Within engineering there has always been the use of empirical equations for representing physics such as pressure drop and heat transfer. In the evolving landscape of computational science and engineering, a new paradigm is emerging—one that blends the rigor of physics-based models with the adaptability of artificial intelligence. This hybrid approach is reshaping how we simulate, optimize, and control complex systems, from industrial assets and energy grids to biomedical devices and autonomous agents.
Why Hybridization Matters
Traditional physics-based models are grounded in first principles – conservation laws, constitutive equations, and boundary conditions. They offer interpretability, generalizability, and trust.
But they can be:
- Computationally expensive (e.g., CFD, FEA)
- Difficult to calibrate with sparse or noisy data
- Challenging to validate with real world data
- Limited in scope when dealing with emergent or poorly understood phenomena
AI-based methods, on the other hand, excel at pattern recognition, data-driven inference, and real-time adaptation. But they often lack physical consistency, require large datasets, and can behave unpredictably outside their training domain.
Hybrid modelling seeks to combine the best of both worlds.
Four Pillars of Hybrid Modelling
1. Physics-Informed Machine Learning
Physics Informed Machine Learning embeds physical laws directly into the structure or training of machine learning models. Examples include:
- Soft constraints or regularization: Penalize physically implausible outputs (e.g., negative mass, energy non-conservation).
- Symbolic regression with physics priors: Discover interpretable equations from data while respecting known symmetries or invariants.
- Physics-Informed Neural Networks (PINNs): Solve PDEs by minimizing residuals of governing equations during training.
This approach is ideal when data is limited but physical laws are well understood.
2. Reduced Order Modelling (ROM) + AI Surrogates
High-fidelity simulations (e.g., multiphase flow, structural dynamics) are often too slow for real-time control or optimization. ROM techniques like Proper Orthogonal Decomposition (POD), Dynamic Mode Decomposition (DMD), or autoencoders compress these models into low-dimensional representations that are super-fast to run compared to many hours or even days for complex 3D transient physics-based models.
AI can then:
- Learn surrogate models in latent space and provide inference between training data
- Accelerate inverse design and uncertainty quantification
- Enable digital twins that are fast, accurate, and physics-aware
This is particularly powerful in aerospace, energy, and manufacturing industries. I have had particular success in developing scheduling and value chain models and simulations/optimisations through these approaches.
3. AI-Based Optimization with Physics Constraints
Optimization tasks – like tuning process parameters, designing materials, or controlling robots – benefit from AI’s ability to explore large, nonlinear spaces. But without physics, solutions may be infeasible or unsafe.
Hybrid strategies include:
- Bayesian optimization with physics-based simulators
- Reinforcement learning with embedded simulators or safety shields
- Multi-fidelity optimization: Combine fast, coarse models with slower, high-fidelity ones
This ensures that AI-generated solutions remain grounded.
4. Agentic AI with Embedded Physical Reasoning
As agentic AI systems (e.g., autonomous vehicles, industrial co-pilots, robotic explorers) become more capable, they must reason about the physical world in real time.
Hybrid approaches enable:
- Sim-to-real transfer: Train agents in simulated environments governed by physics, then adapt to real-world conditions
- Model-predictive control (MPC) with learned dynamics
- Causal reasoning: Use physics to infer cause-effect relationships, not just correlations
This is the frontier of embodied intelligence.

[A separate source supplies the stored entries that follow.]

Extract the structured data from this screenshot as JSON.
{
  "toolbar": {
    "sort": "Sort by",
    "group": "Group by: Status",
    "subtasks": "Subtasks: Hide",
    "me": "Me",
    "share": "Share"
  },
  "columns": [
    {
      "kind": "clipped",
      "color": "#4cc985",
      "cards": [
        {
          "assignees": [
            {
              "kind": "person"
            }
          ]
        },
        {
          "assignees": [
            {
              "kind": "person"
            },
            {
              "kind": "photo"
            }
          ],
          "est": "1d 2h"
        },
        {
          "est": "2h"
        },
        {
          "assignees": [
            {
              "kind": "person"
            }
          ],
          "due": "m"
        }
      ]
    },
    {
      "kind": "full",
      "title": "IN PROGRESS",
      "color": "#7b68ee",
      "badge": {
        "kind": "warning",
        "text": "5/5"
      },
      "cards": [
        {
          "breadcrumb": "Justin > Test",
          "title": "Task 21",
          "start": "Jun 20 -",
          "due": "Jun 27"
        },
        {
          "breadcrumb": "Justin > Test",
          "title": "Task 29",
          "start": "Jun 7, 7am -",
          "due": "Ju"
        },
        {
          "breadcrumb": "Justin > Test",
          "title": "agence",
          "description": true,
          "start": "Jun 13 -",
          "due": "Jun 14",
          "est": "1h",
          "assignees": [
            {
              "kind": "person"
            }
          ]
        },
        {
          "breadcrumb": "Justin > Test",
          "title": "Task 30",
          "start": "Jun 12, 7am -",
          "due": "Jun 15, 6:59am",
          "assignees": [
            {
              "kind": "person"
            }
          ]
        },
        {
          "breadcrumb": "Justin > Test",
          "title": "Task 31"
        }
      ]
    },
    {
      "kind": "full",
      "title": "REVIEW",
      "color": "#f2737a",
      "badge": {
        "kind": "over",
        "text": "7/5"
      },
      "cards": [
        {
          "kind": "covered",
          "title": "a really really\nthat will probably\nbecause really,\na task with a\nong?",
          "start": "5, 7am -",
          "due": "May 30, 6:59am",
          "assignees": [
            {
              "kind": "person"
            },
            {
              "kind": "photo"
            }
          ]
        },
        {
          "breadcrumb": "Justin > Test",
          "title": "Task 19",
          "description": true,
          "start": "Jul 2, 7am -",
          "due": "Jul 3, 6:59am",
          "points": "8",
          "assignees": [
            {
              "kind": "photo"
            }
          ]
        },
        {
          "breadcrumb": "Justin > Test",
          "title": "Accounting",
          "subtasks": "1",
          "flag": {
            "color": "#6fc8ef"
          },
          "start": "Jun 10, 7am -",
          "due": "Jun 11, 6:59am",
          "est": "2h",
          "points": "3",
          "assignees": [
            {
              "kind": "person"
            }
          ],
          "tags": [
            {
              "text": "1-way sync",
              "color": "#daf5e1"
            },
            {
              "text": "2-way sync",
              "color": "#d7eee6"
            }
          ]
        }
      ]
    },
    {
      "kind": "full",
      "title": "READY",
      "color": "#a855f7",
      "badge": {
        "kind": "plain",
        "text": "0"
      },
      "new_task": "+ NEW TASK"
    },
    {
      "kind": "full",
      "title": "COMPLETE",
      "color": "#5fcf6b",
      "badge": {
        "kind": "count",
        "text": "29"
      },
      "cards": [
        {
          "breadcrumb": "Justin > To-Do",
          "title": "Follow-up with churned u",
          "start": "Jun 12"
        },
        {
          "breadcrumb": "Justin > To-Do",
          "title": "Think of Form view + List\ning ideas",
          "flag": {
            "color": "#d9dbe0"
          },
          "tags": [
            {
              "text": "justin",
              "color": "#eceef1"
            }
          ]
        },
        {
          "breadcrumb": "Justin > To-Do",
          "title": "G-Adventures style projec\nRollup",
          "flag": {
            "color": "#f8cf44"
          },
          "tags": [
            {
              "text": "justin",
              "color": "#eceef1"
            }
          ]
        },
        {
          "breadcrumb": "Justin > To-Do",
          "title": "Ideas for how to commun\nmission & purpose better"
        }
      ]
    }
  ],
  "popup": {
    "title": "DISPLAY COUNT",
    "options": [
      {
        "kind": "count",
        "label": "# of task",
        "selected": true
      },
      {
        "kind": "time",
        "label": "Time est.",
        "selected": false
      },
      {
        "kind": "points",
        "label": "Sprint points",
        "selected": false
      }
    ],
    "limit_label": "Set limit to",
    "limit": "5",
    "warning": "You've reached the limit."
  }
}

Challenges and Opportunities
While hybrid modelling holds immense promise, it’s not without hurdles:
- Model integration: How to couple symbolic and sub-symbolic representations?
- Data scarcity: How to train AI models when labelled data is expensive or rare?
- Trust and explainability: How to ensure hybrid models are interpretable and auditable?
Emerging tools—like differentiable physics engines, neuro-symbolic frameworks, and foundation models for scientific domains—are helping bridge these gaps.
Final Thoughts
Hybrid modeling isn’t just a technical strategy—it’s a philosophical shift. It acknowledges that neither physics nor AI alone is sufficient to tackle the complexity of modern systems. By weaving them together, we unlock new levels of performance, insight, and autonomy.
As agentic AI becomes more prevalent, the ability to reason with, learn from, and act upon physical models will be a defining capability. The future belongs to systems that are not only intelligent—but physically grounded.